Lifecycle state machine

stateDiagram-v2
    [*] --> Idle: POST /chat/init
    Idle --> Generating: POST /chat/message (202)
    Generating --> Generating: emit delta
    Generating --> Completed: emit completed
    Generating --> Errored: emit error
    Generating --> Generating: client reconnects -> replay buffered deltas
    Completed --> Idle: ready for next message
    Errored --> Idle
    Idle --> [*]: 5-min idle timeout

Failure modes the prototype must handle

WS disconnect mid-stream: LLM continues, deltas buffer under responses[response_id].buffer. New WS connection replays buffer then tails.
Second POST /chat/message while first is Generating: respond 409 { "code": "IN_PROGRESS" }.
WS message with wrong session_id: close with code 4401.
Idle WS for 5 minutes with no ping: server sends close frame.
Server-generated ping every 30 seconds.

Non-goals for v1

Explicitly deferred to keep the prototype focused on WS design:

Real LLM calls (stub with asyncio.sleep(0.05) between fake tokens, or cheap Claude Haiku calls).
Intent classification, RAG, guardrails, memory summarization.
Persistence (DynamoDB, Redis).

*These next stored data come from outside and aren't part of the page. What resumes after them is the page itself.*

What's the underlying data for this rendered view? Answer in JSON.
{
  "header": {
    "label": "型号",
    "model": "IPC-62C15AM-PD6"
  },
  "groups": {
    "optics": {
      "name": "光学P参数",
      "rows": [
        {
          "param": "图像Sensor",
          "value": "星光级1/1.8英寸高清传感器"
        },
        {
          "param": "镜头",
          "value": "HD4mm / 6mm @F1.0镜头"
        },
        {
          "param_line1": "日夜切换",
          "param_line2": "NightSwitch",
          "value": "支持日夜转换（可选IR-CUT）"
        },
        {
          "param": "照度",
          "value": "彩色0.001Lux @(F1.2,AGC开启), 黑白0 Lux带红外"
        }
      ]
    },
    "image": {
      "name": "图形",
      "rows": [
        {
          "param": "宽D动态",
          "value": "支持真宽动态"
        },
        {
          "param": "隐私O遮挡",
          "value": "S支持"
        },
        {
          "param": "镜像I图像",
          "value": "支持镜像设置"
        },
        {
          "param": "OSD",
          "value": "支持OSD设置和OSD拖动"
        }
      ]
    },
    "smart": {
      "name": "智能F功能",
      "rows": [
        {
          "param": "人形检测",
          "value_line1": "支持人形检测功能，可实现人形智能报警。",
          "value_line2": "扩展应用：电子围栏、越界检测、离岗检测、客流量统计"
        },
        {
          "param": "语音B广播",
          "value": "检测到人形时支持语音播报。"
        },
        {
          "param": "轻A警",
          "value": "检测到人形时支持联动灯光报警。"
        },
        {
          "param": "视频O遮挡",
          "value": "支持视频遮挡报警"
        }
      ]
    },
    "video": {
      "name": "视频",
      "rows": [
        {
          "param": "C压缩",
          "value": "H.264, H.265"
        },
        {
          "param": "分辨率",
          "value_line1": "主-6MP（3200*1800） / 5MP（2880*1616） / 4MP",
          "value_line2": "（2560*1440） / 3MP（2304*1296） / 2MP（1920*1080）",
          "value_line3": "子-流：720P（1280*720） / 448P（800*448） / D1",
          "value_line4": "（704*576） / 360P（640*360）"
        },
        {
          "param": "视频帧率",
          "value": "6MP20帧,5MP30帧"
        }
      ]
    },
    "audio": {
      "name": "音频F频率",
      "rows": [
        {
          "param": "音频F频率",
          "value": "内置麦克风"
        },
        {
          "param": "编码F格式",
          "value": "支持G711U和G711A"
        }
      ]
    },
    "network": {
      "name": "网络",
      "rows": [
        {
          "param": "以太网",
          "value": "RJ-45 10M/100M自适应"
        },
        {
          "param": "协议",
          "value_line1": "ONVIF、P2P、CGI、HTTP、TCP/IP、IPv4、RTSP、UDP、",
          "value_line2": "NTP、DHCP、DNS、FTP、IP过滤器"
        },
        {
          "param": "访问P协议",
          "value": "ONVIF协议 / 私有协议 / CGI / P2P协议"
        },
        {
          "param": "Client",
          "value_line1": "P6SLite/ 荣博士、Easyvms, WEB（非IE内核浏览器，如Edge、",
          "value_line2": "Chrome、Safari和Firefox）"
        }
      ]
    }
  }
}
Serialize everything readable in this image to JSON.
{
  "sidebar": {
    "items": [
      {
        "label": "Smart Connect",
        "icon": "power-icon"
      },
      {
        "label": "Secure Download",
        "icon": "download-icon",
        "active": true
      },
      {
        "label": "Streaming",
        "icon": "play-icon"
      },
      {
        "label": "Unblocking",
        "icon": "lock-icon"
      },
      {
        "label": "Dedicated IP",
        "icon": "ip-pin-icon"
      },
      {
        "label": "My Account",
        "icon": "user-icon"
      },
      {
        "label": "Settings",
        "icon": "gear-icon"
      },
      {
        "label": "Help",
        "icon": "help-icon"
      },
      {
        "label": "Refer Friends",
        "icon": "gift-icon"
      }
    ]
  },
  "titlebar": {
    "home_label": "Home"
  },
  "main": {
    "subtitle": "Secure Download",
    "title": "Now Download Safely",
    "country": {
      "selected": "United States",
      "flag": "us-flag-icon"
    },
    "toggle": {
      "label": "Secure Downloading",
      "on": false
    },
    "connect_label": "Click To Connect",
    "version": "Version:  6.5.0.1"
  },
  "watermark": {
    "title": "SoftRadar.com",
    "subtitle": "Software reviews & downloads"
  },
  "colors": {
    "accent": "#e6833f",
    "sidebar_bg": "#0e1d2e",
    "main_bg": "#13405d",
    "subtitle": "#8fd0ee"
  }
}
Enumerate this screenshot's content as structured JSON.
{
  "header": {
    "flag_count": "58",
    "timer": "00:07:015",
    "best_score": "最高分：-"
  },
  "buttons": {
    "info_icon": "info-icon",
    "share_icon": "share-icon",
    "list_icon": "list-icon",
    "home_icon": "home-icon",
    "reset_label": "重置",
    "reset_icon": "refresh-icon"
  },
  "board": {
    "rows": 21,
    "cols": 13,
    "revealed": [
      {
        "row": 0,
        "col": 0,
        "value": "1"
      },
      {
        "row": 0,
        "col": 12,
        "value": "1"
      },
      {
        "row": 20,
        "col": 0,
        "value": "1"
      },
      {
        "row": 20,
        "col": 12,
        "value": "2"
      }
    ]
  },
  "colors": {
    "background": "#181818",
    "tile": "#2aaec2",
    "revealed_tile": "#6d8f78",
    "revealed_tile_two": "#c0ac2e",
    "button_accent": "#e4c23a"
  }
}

Everything is in-memory.
Multi-replica concerns.
Real auth (a string session_id is enough).

Build Order

Once the above decisions are approved:

FastAPI skeleton with the four endpoints, in-memory state dicts.
Fake token generator yielding chunks with small sleeps, wired to emit delta frames.
A 20-line HTML client with new WebSocket(...) printing deltas as they arrive.
WS disconnect + reconnect test: kill the client mid-stream, reconnect, verify buffered deltas replay.
HTTPS fallback test: hit GET /chat/message/{id} mid-generation and at completion, verify both return sensible state.
Concurrent-message test: POST twice quickly, verify second returns 409.
Swap the fake LLM for real Claude streaming, keep everything else identical.

At that point, all of the WS-design questions in Axis 4 have been answered by running code.